Jackson doesn’t know how to interpret his use of the past tense, and she doesn’t have a way of clarifying his statement without playing her own hand, so she just shrugs.
“So what do you want?” Mr. McKenney says. “If she owes you anything, you’ve come to the wrong place. She hasn’t been home in two years. I haven’t even talked to her on vid in a month or two.”
“It’s nothing like that,” she says. She takes refuge in action and pulls the dog tag out of her pocket. She puts the tag in front of Mr. McKenney, and he glances at it for a moment before picking it up. Jackson watches as he turns the worn steel tag between his fingers slowly.
“Where’d you get this?” he says after a few moments. “I didn’t even know she still had hers.”
She could tell him that she yanked the tag off his daughter’s neck after she shot her dead, two days ago and almost two thousand miles away. She has come all the way from Shughart to deliver that battered little piece of sheet steel, and maybe find a measure of absolution in the process.

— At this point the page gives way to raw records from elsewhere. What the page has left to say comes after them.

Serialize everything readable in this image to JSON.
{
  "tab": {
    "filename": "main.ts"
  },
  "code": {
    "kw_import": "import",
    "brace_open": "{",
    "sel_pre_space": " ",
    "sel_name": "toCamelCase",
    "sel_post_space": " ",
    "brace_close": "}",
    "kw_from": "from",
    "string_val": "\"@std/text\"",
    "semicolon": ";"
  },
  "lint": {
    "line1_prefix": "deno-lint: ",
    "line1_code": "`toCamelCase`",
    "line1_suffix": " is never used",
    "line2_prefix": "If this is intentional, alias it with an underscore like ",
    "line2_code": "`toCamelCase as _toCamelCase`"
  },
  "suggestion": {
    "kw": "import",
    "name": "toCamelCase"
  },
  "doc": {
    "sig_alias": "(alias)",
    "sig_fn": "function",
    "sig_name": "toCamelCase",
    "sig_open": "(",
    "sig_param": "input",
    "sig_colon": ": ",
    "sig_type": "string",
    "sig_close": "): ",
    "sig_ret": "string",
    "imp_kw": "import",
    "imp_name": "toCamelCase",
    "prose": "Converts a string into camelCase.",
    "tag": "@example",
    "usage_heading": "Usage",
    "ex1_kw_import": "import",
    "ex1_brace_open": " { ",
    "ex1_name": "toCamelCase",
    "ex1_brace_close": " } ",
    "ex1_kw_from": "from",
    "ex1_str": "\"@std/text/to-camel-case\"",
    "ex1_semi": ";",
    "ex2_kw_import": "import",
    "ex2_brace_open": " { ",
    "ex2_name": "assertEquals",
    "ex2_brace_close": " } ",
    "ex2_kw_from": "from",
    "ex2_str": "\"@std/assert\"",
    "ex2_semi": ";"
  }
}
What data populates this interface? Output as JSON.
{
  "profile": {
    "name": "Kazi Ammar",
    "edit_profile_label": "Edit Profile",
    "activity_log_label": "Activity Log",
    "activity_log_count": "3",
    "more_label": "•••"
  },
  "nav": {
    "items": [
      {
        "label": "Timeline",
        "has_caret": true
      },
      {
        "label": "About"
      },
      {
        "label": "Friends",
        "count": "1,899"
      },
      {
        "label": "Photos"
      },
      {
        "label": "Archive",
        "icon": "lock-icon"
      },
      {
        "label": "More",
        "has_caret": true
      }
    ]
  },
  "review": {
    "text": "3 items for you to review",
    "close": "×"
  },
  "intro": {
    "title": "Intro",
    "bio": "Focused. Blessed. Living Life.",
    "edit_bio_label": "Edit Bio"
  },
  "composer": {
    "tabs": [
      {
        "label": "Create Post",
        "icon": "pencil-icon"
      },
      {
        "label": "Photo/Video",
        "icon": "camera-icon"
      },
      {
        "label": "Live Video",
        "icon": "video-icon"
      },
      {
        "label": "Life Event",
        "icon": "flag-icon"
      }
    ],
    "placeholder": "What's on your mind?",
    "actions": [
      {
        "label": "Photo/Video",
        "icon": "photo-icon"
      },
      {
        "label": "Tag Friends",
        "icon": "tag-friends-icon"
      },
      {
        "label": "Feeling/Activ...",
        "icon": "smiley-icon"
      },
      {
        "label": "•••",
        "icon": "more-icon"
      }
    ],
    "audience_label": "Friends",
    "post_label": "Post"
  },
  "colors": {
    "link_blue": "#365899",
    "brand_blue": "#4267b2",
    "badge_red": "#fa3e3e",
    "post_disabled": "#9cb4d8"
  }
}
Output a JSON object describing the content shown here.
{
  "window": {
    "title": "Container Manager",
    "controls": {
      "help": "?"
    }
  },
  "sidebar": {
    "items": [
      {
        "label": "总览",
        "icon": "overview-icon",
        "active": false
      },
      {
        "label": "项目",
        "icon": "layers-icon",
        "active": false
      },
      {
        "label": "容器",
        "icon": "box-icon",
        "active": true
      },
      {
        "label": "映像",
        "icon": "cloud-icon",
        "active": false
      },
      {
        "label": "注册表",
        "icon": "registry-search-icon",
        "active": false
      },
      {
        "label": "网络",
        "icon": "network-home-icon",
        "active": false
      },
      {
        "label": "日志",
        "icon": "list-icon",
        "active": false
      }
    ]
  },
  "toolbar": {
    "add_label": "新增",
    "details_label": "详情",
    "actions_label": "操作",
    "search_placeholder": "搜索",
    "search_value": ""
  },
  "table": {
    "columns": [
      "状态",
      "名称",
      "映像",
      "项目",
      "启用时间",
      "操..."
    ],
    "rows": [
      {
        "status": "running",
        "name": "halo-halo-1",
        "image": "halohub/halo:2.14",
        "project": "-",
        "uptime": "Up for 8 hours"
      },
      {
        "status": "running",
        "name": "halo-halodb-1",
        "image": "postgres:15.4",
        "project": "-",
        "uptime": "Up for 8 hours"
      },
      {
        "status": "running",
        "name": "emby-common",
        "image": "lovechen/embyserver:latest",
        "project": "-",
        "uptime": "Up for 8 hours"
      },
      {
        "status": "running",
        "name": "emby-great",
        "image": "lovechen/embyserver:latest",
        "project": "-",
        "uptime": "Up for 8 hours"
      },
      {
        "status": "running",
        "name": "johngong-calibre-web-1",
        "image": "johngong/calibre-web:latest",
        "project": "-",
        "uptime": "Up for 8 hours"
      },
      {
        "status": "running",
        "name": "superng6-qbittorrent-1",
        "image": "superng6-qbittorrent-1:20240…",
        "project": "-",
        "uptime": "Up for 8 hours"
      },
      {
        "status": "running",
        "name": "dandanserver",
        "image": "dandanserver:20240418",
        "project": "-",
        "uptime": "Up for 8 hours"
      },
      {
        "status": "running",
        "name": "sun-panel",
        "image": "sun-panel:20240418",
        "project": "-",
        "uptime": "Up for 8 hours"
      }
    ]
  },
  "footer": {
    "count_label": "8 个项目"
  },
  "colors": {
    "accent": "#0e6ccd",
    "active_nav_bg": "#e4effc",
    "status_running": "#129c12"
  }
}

She doesn’t feel shame for having killed Anna McKenney—she tried to kill Jackson’s squad mate, after all. Jackson is sorry she had to kill her, this man’s only child, but she’s not ashamed, because she did what she had to do to save Grayson’s life. When she came here, she fully intended to come clean and tell her parents what happened to their daughter that night in Detroit, and that she won’t ever come home again. Now that she’s sitting here, across the table from the man who changed Anna McKenney’s diapers when she was little, the man who probably taught her to ride a bike and tie her own shoelaces, she just can’t bring up the courage to face his reaction.
“I found it,” she tells Mr. McKenney instead. “On the street, in Detroit, a week and a half ago.”
He shifts his gaze from the tag in his hand to her, and then back to the tag.
“Is there more to that story, or an I supposed to believe you came all the way out here just to return this thing?”
“No, I didn’t,” she admits.
“Didn’t think so. Where are you stationed, anyway?”
“Shughart, sir. It’s just outside of Dayton, Ohio.”
“That’s a pretty long way from Detroit.”
“We were on a call. Didn’t you hear about it on the Networks?”
Mr. McKenney raises an eyebrow.
“Hear about what?”
“We were called in to put out a welfare riot,” she says. “”Broke a bunch of stuff.”
“I haven’t heard squat about that. There hasn’t been a big welfare riot since Miami last year, and they say the Chinks started that one.”
“Well,” Jackson says, “I can assure you there was one, because we were right in the middle of it.”
“Anyone get killed?”
She instantly recalls the dozens of bodies strewn in front of her squad’s position after they opened fire on the surging crowd that had seemed determined to kill them with their bare hands. She remembers Stratton and Paterson, cut down in an instant by heavy weapons fire, and crumpling to the pavement like carelessly tossed duffel bags. She thinks of the apartment building Grayson demolished with a MARS rocket. She has no idea how many civvies their TA company killed that night, but if the other squads were only half as busy as theirs, they filled a lot of body bags.